I used your starter code, bumped up the data to 5% then decided to go ahead and train it on the complete dataset.
Fair warning: If anyone else wants to try this approach: it did take me about 2days to extract the images and will take a lot more to train the complete data. But I did make the mistake of joining a competition that’s running (Against @radek’s advice to join a fresh comp) so my money is on this idea.
That’s interesting. I did the following and ended up with the same pattern:
read further
I created my own chicken dataset using google_images_download
I trained the dataset without unfreezing; looking quite promising - only the difference between male and female for each chicken type is difficult (also due to a lot of noise in the dataset I think).

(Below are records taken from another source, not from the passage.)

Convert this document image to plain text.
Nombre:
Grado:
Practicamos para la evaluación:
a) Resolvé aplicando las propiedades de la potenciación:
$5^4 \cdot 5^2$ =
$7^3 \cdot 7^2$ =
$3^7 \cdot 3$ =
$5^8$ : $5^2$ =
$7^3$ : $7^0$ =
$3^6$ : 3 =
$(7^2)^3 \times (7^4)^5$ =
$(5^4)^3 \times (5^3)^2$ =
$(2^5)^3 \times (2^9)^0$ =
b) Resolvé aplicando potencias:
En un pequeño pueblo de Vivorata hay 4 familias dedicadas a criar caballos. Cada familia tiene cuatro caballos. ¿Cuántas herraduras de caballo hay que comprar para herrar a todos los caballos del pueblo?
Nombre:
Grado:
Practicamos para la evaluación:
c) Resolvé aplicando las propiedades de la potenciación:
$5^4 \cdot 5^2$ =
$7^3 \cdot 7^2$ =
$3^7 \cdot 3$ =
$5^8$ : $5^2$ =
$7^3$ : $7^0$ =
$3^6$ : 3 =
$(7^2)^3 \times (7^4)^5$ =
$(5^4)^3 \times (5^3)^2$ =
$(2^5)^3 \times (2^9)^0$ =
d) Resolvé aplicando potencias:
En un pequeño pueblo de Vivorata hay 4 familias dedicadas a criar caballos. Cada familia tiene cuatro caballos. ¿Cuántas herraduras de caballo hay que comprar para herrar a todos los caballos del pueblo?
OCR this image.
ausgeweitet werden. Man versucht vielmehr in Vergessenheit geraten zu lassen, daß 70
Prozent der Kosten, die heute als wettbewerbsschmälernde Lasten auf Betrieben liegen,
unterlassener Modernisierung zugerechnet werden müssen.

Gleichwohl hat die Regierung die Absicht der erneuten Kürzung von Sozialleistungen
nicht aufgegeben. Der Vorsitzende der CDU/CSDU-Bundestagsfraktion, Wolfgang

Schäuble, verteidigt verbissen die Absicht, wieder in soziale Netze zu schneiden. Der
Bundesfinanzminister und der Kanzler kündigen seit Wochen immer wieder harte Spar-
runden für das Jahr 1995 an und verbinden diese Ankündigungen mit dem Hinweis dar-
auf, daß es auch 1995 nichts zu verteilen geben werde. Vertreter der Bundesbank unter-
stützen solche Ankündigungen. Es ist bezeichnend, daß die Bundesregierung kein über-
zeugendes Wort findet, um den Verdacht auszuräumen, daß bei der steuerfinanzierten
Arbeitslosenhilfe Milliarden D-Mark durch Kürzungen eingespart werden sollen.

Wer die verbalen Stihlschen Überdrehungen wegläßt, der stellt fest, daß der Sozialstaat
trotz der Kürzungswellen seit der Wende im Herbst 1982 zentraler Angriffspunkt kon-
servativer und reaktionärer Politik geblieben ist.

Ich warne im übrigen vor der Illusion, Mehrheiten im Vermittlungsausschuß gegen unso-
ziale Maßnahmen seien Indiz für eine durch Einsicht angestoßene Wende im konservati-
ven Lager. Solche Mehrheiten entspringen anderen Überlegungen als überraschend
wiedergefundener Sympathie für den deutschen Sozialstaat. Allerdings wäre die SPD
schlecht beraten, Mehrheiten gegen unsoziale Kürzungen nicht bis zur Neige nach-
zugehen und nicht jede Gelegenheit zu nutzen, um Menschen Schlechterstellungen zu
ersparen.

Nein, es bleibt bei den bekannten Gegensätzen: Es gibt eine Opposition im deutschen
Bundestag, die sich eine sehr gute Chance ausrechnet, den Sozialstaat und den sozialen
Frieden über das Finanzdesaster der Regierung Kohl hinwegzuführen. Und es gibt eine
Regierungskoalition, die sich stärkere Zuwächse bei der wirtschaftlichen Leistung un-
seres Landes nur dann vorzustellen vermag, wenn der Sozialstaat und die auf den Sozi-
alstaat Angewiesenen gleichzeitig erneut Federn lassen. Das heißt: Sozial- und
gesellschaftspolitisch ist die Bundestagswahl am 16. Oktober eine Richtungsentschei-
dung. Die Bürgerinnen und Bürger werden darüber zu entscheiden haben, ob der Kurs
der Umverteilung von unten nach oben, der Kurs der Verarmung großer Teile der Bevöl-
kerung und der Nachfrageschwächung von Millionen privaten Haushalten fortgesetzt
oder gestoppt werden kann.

Then I unfreezed and trained all layers (with ‘learn.fit_one_cycle(2, max_lr=slice(1e-3,1e-1))’)
And ended up with the following pattern (as if one chicken type is quite generic):
WIth ‘max_lr=slice(1e-6,1e-3))’ instead, it does improve. So 1e-3 seems too high in this case. So can we state that too high learning rate will create a too generalised model? And your learning rate is probably too high?
Hey @bachir - not sure about this but I’m looking through your notebook, and it seems to me like your “labels” list and your “fnames” list aren’t in the same order.
Saying that because the first 250 labels are ‘77’ while the first flower images from your fname list are definitely not the same flower. You might be training with random labels.